Pak Amien, dua tahun lalu saat saya membaca buku Mba Hanum, saya sampai berlinangan airmata. Saya terharu dengan kisah hidup Bapak yang coba dituliskan puteri Bapak. Saya bisa merasakan kebaikan Bapak yang tertulis di buku tersebut benar adanya. Bukan semata pembelaan seorang putri tentang ayahnya. Saya yakin Bapak memang seorang yang alim, sederhana, tapi sekaligus pemberani. Bapak adalah orang yang menyinggung suksesi di saat Soeharto masih menjabat, kan? Pada jaman itu bersikap vokal terhadap penguasa sangat riskan, bukan begitu?

Saya masih ingat salah satu poin yang Pak Amien sampaikan dalam buku itu, bahwa menjabat satu kedudukan baiknya hanya 1 kali periode. Dua kali artinya toleransi. Lebih dari dua artinya toleransi di atas toleransi. Bapak bilang semakin lama menjabat maka semakin berkurang sensitifitas seorang pemimpin. Pada akhirnya si pemimpin sudah tidak mampu lagi mengerti keinginan rakyatnya. Ia jadi hanya sebatas melaksanakan rutinitas. Seperti presiden ke dua negeri ini yang sudah berkuasa selama 32 tahun. Karena itu Bapak menilai Pak Harto juga berjasa untuk negeri ini. Di awal kepemimpinannya, Pak Harto menurut Pak Amien sangat bagus. Tapi karena berkuasa begitu lama, Pak Harto tidak lagi bisa memahami kehendak rakyat.

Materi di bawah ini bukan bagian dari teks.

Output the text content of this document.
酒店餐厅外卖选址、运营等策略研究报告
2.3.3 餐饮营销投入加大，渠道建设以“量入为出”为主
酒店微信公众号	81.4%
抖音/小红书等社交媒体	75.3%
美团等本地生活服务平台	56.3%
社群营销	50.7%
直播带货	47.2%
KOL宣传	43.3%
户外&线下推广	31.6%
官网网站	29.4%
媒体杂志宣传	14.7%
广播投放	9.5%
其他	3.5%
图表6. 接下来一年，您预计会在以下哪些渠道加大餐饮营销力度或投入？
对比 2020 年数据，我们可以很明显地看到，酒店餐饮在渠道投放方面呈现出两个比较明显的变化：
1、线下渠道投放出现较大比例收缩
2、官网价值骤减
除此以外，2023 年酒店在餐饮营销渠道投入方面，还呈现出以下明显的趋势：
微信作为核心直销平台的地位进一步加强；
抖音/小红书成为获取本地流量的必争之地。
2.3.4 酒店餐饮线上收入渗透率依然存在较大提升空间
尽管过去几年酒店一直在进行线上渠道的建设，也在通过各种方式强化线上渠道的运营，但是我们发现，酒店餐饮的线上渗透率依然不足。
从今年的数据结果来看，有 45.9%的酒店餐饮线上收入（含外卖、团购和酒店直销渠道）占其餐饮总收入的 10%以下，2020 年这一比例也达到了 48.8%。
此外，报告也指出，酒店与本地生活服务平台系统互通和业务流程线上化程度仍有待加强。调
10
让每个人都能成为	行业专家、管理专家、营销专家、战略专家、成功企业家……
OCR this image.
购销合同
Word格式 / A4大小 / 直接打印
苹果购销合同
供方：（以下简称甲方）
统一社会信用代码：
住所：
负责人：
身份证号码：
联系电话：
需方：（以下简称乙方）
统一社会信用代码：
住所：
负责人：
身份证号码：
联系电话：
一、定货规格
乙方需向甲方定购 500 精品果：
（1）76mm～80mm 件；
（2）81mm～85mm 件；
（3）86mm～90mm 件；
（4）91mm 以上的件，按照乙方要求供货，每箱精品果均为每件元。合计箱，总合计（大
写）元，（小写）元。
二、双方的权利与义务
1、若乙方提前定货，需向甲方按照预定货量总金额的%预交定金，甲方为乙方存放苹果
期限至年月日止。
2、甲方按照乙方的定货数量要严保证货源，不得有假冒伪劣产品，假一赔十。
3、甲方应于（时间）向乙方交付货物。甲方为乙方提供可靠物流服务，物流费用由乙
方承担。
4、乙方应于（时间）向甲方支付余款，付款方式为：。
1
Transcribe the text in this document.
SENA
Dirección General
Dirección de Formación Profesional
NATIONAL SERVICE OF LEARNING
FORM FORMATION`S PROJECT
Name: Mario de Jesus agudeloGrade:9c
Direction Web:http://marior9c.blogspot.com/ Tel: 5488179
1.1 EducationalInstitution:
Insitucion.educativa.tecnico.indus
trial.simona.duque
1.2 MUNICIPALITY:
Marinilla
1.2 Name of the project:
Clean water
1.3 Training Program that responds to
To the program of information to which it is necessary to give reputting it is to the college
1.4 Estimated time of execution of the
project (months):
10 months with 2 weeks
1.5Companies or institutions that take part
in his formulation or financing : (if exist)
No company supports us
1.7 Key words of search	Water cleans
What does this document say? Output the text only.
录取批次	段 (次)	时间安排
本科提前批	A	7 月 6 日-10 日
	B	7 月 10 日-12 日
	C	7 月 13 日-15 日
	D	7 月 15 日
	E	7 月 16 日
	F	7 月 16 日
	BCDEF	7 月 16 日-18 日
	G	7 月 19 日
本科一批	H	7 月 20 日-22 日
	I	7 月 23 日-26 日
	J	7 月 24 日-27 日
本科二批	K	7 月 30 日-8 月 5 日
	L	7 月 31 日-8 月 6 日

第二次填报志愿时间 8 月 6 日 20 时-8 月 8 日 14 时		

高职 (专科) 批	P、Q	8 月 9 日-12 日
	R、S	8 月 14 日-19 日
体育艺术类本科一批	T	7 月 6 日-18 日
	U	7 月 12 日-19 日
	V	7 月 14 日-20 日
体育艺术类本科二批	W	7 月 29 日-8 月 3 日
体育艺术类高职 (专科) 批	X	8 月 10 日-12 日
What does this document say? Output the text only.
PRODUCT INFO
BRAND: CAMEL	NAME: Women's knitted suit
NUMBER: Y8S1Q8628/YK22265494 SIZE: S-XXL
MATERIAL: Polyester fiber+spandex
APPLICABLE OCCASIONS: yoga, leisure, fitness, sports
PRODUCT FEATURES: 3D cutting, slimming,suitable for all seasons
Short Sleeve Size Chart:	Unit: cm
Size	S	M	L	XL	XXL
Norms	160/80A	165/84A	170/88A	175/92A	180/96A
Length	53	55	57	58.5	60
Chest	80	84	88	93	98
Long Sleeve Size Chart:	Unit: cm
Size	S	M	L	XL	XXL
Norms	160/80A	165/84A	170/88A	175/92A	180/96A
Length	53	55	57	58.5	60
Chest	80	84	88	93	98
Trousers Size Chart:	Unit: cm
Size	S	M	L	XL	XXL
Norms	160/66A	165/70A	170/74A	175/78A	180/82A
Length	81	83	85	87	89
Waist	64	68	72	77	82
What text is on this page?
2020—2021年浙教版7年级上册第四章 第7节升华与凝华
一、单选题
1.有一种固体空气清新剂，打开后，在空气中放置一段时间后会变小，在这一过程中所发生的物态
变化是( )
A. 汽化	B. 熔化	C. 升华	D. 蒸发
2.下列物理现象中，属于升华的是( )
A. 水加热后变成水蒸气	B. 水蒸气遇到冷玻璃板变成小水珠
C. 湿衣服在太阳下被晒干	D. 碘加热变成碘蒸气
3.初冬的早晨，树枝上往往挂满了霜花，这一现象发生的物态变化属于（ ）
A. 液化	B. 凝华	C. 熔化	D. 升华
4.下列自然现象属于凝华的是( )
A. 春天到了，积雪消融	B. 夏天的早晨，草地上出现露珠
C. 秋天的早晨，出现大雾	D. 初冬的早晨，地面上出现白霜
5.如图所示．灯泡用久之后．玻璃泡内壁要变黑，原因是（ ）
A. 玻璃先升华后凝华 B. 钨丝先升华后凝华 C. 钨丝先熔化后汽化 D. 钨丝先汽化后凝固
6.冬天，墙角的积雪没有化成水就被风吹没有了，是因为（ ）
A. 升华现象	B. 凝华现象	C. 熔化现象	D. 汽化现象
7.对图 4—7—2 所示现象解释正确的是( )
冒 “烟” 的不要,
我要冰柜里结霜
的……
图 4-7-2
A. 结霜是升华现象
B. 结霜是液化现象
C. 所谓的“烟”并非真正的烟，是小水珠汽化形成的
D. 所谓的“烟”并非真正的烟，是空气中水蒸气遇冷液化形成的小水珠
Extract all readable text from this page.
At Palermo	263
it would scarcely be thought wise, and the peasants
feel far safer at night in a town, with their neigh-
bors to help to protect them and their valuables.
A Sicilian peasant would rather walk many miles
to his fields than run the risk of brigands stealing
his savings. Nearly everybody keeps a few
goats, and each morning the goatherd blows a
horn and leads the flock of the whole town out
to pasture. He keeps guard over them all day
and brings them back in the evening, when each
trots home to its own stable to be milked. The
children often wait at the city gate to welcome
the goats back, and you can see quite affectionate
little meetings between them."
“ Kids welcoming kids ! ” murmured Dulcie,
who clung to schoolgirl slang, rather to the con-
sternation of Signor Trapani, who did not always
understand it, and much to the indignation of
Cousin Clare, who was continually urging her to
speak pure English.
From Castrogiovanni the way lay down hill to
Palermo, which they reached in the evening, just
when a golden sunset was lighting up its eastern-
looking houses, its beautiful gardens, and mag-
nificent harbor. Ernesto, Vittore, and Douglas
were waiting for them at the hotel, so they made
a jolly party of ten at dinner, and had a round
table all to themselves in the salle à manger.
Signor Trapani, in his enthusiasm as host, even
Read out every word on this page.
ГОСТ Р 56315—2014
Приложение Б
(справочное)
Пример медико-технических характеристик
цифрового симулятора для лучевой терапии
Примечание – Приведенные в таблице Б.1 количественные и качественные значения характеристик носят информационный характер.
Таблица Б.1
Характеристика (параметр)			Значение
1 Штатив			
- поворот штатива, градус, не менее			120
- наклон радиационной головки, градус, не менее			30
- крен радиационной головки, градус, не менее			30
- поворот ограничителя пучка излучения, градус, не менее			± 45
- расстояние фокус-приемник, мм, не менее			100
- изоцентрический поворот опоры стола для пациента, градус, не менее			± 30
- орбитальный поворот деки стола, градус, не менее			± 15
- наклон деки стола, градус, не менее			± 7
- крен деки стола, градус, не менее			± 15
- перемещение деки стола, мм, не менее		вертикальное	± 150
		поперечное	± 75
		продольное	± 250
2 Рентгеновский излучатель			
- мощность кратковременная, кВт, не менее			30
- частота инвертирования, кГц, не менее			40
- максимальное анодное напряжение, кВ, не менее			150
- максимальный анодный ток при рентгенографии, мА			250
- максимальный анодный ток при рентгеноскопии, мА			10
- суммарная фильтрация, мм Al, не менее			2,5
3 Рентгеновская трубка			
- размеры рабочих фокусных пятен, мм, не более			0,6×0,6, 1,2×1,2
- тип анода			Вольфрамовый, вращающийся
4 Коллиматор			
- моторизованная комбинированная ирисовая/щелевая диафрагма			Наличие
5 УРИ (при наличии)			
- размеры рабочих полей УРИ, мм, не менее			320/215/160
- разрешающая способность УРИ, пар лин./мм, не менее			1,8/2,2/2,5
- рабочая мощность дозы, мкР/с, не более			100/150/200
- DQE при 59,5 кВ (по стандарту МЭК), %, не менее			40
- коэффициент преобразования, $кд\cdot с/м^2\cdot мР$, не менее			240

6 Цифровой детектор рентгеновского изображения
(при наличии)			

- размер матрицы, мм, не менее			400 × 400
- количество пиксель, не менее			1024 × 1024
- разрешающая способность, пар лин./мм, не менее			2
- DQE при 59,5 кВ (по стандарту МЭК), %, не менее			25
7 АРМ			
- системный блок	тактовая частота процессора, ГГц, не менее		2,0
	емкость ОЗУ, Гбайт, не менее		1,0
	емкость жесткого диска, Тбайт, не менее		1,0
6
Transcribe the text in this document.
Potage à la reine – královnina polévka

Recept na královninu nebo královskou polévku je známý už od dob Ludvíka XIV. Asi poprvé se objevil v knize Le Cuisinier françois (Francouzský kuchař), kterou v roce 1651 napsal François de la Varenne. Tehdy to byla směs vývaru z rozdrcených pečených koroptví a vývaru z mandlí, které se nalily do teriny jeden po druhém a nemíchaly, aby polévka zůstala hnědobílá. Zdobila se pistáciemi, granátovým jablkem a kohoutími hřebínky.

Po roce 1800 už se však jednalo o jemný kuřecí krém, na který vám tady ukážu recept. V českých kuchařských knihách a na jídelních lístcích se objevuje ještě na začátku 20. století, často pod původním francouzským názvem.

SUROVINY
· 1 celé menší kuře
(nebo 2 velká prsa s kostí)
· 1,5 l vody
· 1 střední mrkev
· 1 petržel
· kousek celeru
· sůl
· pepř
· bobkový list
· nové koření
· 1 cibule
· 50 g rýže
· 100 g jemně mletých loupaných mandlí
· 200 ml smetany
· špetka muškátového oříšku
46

Intinya Bapak berkeyakinan bahwa regenerasi pemimpin sangat diperlukan. Seseorang dengan pemikiran yang fresh. Istilah Pak Anies Baswedan, kebaruan.

Pak Amien, apakah benar kami yang tidak dapat mengerti? Apakah benar media memelintir kata-kata Bapak hingga terdengar menyeramkan di telinga kami? Bapak tampak seperti pribadi, maaf, munafik. Membuat orang lain berpikir Bapak seorang pengkhianat yang memiliki banyak hidden agenda.

Pak, dari seorang pengagummu yang merasa sangat tidak enak membaca komentar pedas nan kasar para netizen, saya mohon, keluarlah dari politik.